Une vision pour les 20 années à venir est mise en place par un comité exécutif avec trois co-chairs : Lee Karp Boss, University of Maine, Marcel Babin, CNRS/Université Laval, Chris Bowler, ENS/CNRS. Toutefois, chaque expédition aura un.e directeur.e scientifique. Pour Tara Polaris I, c’est Marcel Babin.

“ Depuis plus de 20 ans, la force de la Fondation Tara Océan réside dans sa capacité à rassembler des scientifiques de disciplines et de laboratoires variés autour d’un objectif commun : mener des recherches collaboratives, publier ensemble, et partager librement les données avec l’ensemble de la communauté scientifique. ” rappelle Clémentine Moulin, Directrice du pôle Expéditions de la Fondation Tara Océan.
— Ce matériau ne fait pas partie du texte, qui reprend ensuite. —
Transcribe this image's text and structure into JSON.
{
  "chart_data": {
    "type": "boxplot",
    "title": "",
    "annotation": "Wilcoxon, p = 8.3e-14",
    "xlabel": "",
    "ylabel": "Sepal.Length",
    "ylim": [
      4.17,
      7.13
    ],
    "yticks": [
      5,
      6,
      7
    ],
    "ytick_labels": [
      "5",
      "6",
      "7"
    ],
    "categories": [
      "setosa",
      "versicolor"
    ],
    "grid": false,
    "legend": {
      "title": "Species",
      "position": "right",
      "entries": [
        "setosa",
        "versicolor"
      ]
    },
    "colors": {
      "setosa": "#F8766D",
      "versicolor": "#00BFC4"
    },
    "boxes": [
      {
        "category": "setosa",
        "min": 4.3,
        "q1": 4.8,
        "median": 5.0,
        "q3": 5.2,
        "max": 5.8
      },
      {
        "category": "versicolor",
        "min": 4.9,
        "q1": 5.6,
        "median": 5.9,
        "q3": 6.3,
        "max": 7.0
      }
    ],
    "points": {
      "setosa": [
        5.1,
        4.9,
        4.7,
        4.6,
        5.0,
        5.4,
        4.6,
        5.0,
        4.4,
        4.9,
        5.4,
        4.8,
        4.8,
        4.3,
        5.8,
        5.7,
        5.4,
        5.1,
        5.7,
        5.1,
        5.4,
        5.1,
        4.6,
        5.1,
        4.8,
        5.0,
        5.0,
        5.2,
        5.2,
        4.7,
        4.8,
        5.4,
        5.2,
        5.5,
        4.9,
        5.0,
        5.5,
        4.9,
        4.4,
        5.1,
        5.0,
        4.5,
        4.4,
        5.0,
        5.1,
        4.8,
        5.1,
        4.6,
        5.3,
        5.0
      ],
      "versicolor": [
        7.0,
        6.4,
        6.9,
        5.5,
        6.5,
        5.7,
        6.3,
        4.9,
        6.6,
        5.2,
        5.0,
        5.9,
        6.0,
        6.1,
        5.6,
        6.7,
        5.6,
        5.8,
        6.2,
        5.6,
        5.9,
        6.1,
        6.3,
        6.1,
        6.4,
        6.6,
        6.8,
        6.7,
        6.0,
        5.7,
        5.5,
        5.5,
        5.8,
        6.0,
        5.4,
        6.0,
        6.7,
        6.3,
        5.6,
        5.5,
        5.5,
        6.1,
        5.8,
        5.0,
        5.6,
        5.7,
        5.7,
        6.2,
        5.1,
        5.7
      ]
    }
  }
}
Au cœur de Tara Polar Station, les laboratoires ont été pensés pour accueillir une grande diversité de programmes scientifiques. 

La moitié du pont principal est dédié à la science avec 5 laboratoires : un laboratoire humide pour manipuler des échantillons (y compris des carottes de glace), des laboratoires secs avec instrumentation, des laboratoires dédiés à l’expérimentation in situ. MOON POOL : 

Au centre du navire, la “ moon pool “ offre un accès direct à la mer, qui permet de prélever l’eau de l’Océan toute l’année.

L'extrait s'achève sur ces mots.